Bigtable — Amos Hebb

Fay Chang, Jeffrey Dean, Sanjay Ghemawat, Wilson C. Hsieh, Deborah A. Wallach, Mike Burrows, Tushar Chandra, Andrew Fikes, Robert E. Gruber [Cha+08]

Bottom Line Up Front

Summary

Introduction

Distributed storage system. PB scale. Very applicable, scalable, performant, and available. 60 projects using it. Bigtable is like a database but not relational. Everything is a string, clients need to cope with it.

Data Model

Sparse, distributed, persistent multi-dimensional sorted map. Indexed by (row: string, column: string, time: int64) -> string. Useful for somebody (like Google perhaps?) who wants to keep a copy of a large collection of web pages and related information. Use URLs as row keys, aspects of pages as column keys, and dump entire web page in.

Arbitrary length on keys. (they pick 64 KB max, in practice, < 100 bytes typical). Every read or write under a row is atomic.

Column keys are grouped into column families. Unbounded number of cols in < 1000 families. Keys use syntax family:qualifier. Example here is language, storing multi-lingual websites in a row by URL and language:english, language:french columns.

Timestamps are just now() sent by the client. Applications deal with collisions.

Bigtable does provide some maid services for last

𝑛

versions, drop after

𝑛

days. Again, useful for caching webpages.

API

Clients can write, delete, read, read-range, atomic read-modify-write, batching writes, auto-incrementers, running client-supplied scripts in address space of servers. Plays nice with Sawzall [Pik+05], MapReduce [DG04].

Building Blocks

SSTable is the file format. Persistent, ordered immutable map from keys to values. Internally, SSTable has 64 KB blocks. Block index is loaded into memory. Lookups are 1 disk seek. Binary search of in-memory index, go straight to block. SSTable can also be in memory.

Bigtable also relies on Chubby [Bur06] (log that never dies). Leases, appointing master, bootstrapping location of data, discover tablet servers, finalize tablet deaths, schema info, access control lists. Chubby dies 0.0047% of the time, 0.0326% worst example.

Master assigns tablets to tablet servers. Takes attendance, balances, garbage collects, schema changes, column family creations. Data does not go through master. Clients don’t often talk to master, master isn’t bottleneck.

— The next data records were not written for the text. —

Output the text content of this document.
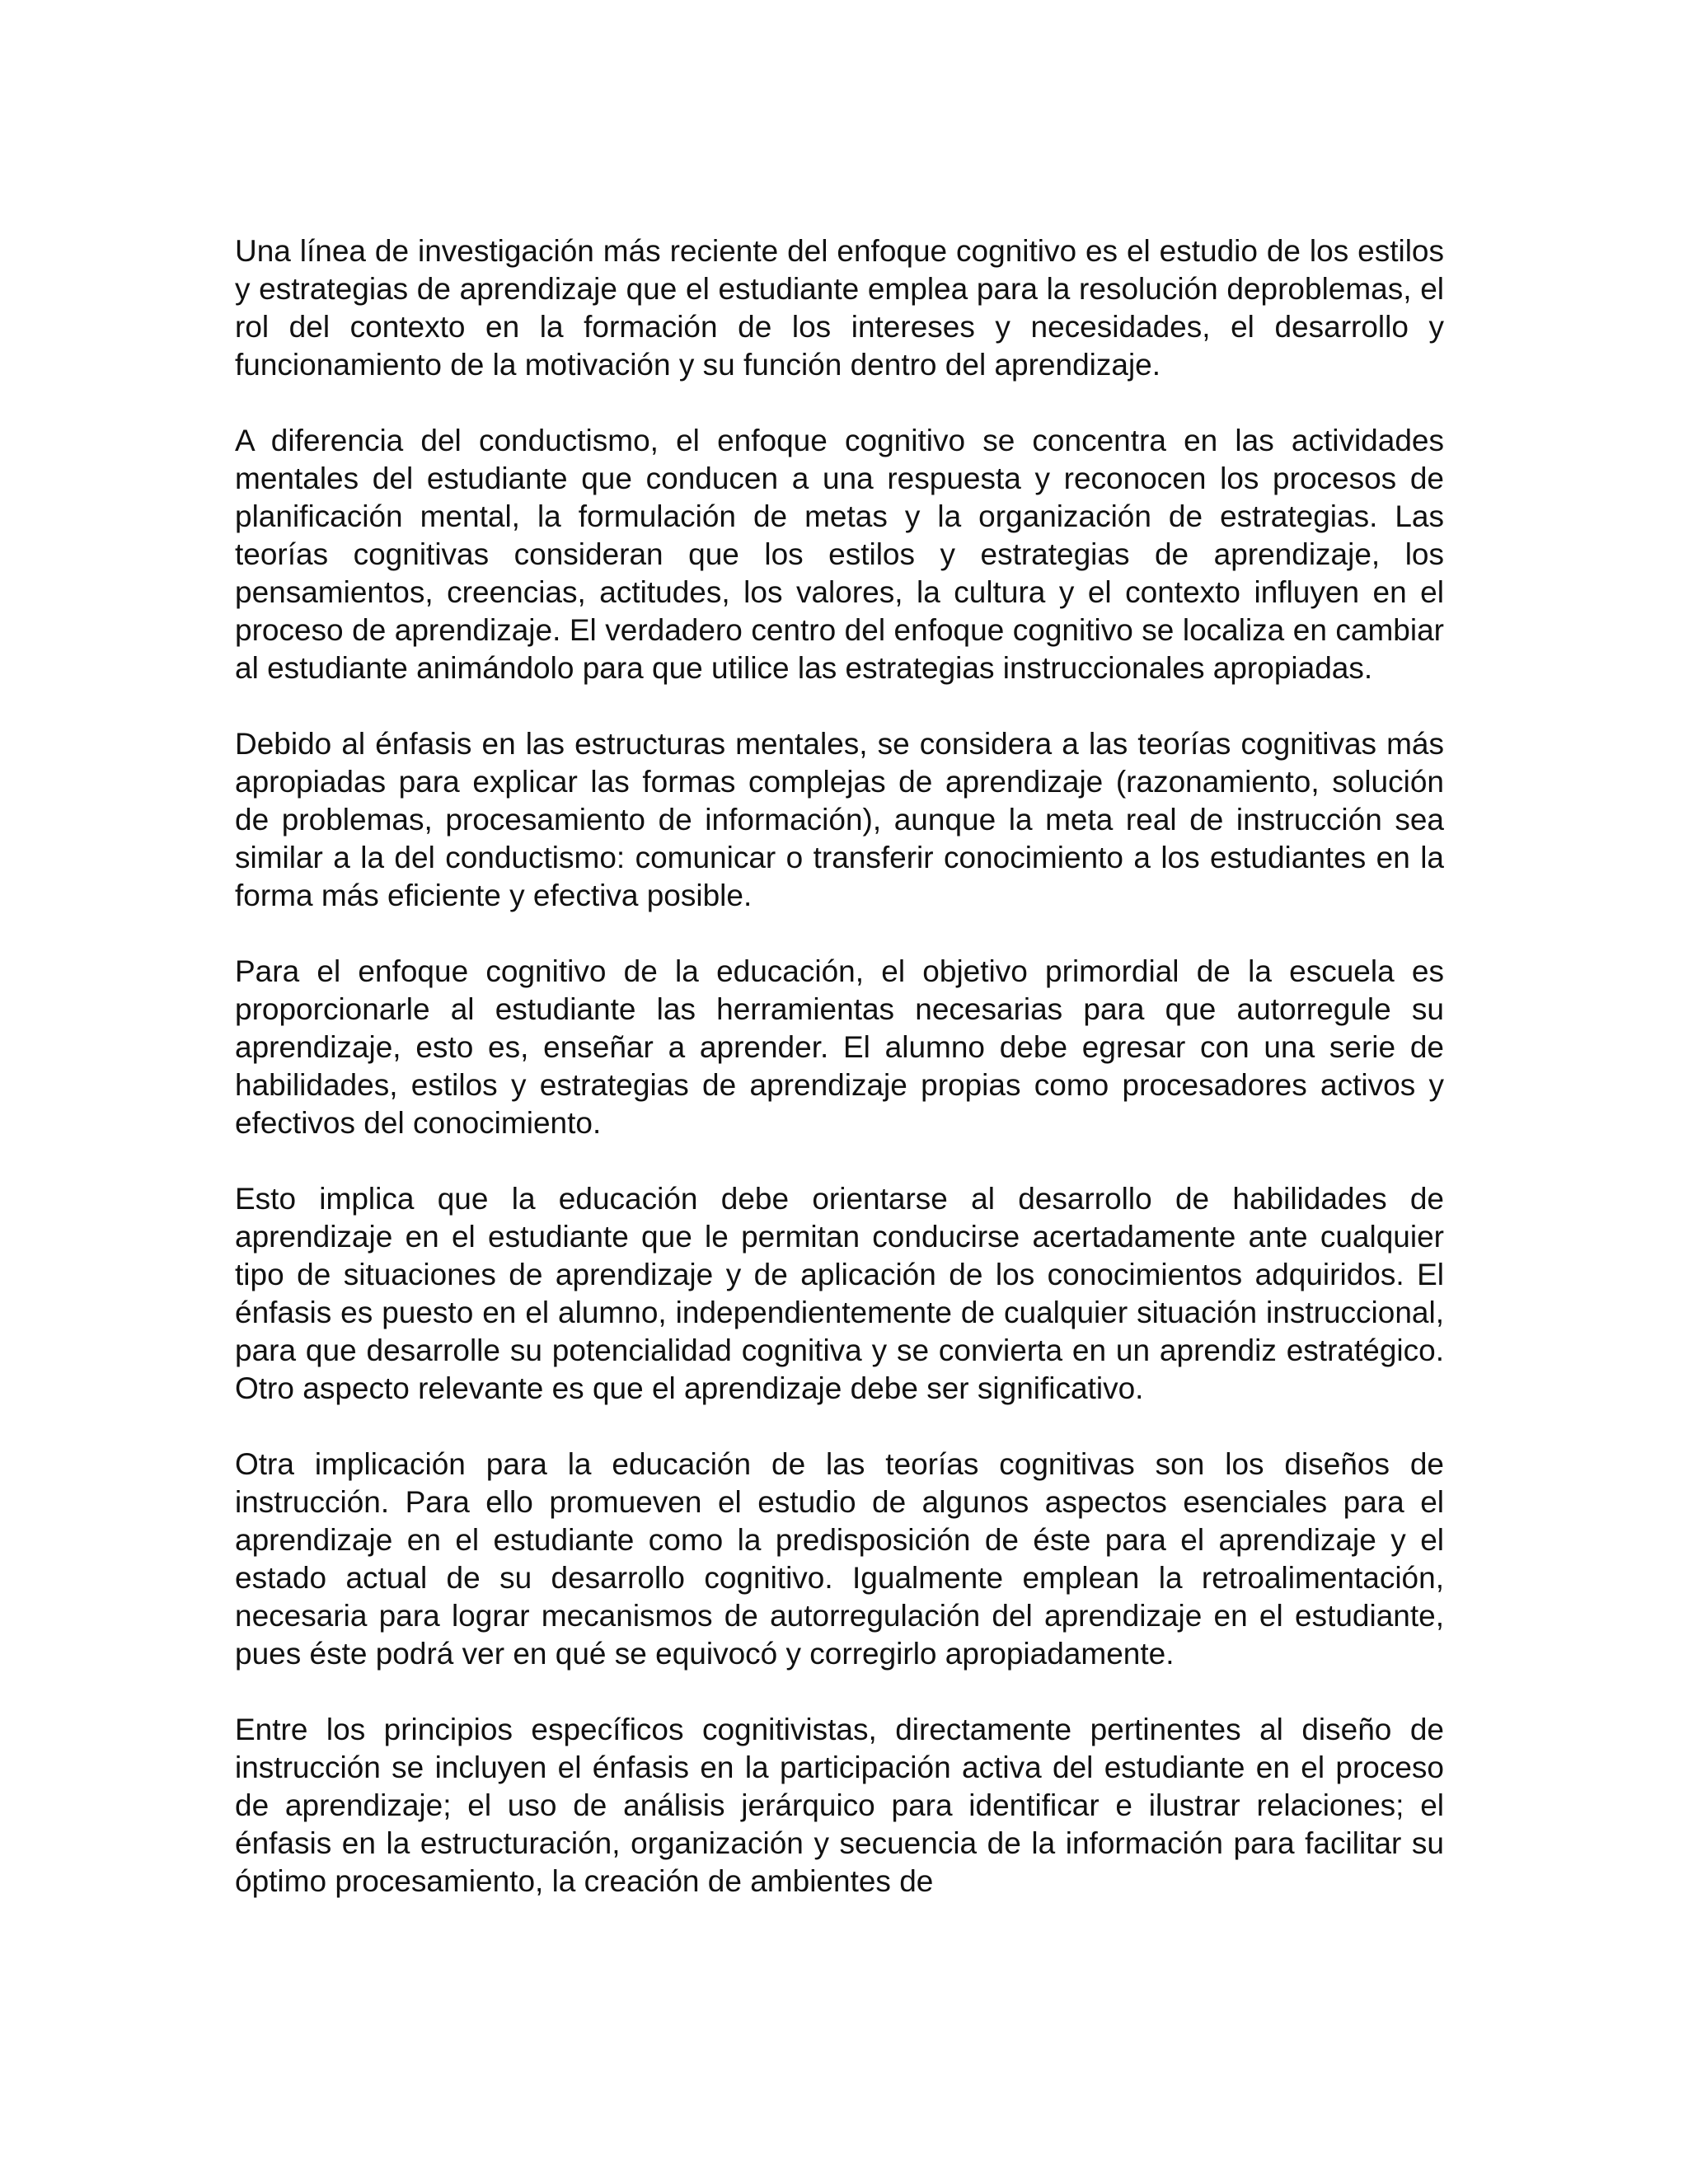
Una línea de investigación más reciente del enfoque cognitivo es el estudio de los estilos y estrategias de aprendizaje que el estudiante emplea para la resolución deproblemas, el rol del contexto en la formación de los intereses y necesidades, el desarrollo y funcionamiento de la motivación y su función dentro del aprendizaje.

A diferencia del conductismo, el enfoque cognitivo se concentra en las actividades mentales del estudiante que conducen a una respuesta y reconocen los procesos de planificación mental, la formulación de metas y la organización de estrategias. Las teorías cognitivas consideran que los estilos y estrategias de aprendizaje, los pensamientos, creencias, actitudes, los valores, la cultura y el contexto influyen en el proceso de aprendizaje. El verdadero centro del enfoque cognitivo se localiza en cambiar al estudiante animándolo para que utilice las estrategias instruccionales apropiadas.

Debido al énfasis en las estructuras mentales, se considera a las teorías cognitivas más apropiadas para explicar las formas complejas de aprendizaje (razonamiento, solución de problemas, procesamiento de información), aunque la meta real de instrucción sea similar a la del conductismo: comunicar o transferir conocimiento a los estudiantes en la forma más eficiente y efectiva posible.

Para el enfoque cognitivo de la educación, el objetivo primordial de la escuela es proporcionarle al estudiante las herramientas necesarias para que autorregule su aprendizaje, esto es, enseñar a aprender. El alumno debe egresar con una serie de habilidades, estilos y estrategias de aprendizaje propias como procesadores activos y efectivos del conocimiento.

Esto implica que la educación debe orientarse al desarrollo de habilidades de aprendizaje en el estudiante que le permitan conducirse acertadamente ante cualquier tipo de situaciones de aprendizaje y de aplicación de los conocimientos adquiridos. El énfasis es puesto en el alumno, independientemente de cualquier situación instruccional, para que desarrolle su potencialidad cognitiva y se convierta en un aprendiz estratégico. Otro aspecto relevante es que el aprendizaje debe ser significativo.

Otra implicación para la educación de las teorías cognitivas son los diseños de instrucción. Para ello promueven el estudio de algunos aspectos esenciales para el aprendizaje en el estudiante como la predisposición de éste para el aprendizaje y el estado actual de su desarrollo cognitivo. Igualmente emplean la retroalimentación, necesaria para lograr mecanismos de autorregulación del aprendizaje en el estudiante, pues éste podrá ver en qué se equivocó y corregirlo apropiadamente.

Entre los principios específicos cognitivistas, directamente pertinentes al diseño de instrucción se incluyen el énfasis en la participación activa del estudiante en el proceso de aprendizaje; el uso de análisis jerárquico para identificar e ilustrar relaciones; el énfasis en la estructuración, organización y secuencia de la información para facilitar su óptimo procesamiento, la creación de ambientes de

Chubby contains root tablet, root tablet contains (never split) METADATA tablets, pointing to tables. 3 levels is plenty.

Tablet Assignment

Each tablet is assigned to one tablet server at a time. Master keeps track of live tablet servers. Master sends tablet load requests to tablet servers. New tablet servers sign up at Chubby, master watches this list. Tablet servers kill themselves if they get confused. Master detects if tablet server is no longer serving, and just switches to another. Master kills itself if Chubby stops responding, master failures do not change assignment of tablets to tablet servers.

Master startup

New tablets

Master can still learn about it even if commit is lost when it asks the tablet server what it has.

Tablet Serving

Bibliography

[Cha+08] F. Chang et al., “Bigtable: A Distributed Storage System for Structured Data,” ACM Transactions on Computer Systems, vol. 26, no. 2, p. 4:1–4:26, 2008, doi: 10.1145/1365815.1365816.
[Pik+05] R. Pike, S. Dorward, R. Griesemer, and S. Quinlan, “Interpreting the Data: Parallel Analysis with Sawzall,” Scientific Programming, vol. 13, no. 4, pp. 277–298, 2005.
[DG04] J. Dean and S. Ghemawat, “MapReduce: Simplified Data Processing on Large Clusters,” in Proceedings of the 6th Symposium on Operating System Design and Implementation, San Francisco, CA, 2004, pp. 137–150.
[Bur06] M. Burrows, “The Chubby Lock Service for Loosely-Coupled Distributed Systems,” in Proceedings of the 7th USENIX Symposium on Operating Systems Design and Implementation, Seattle, WA, 2006, pp. 335–350.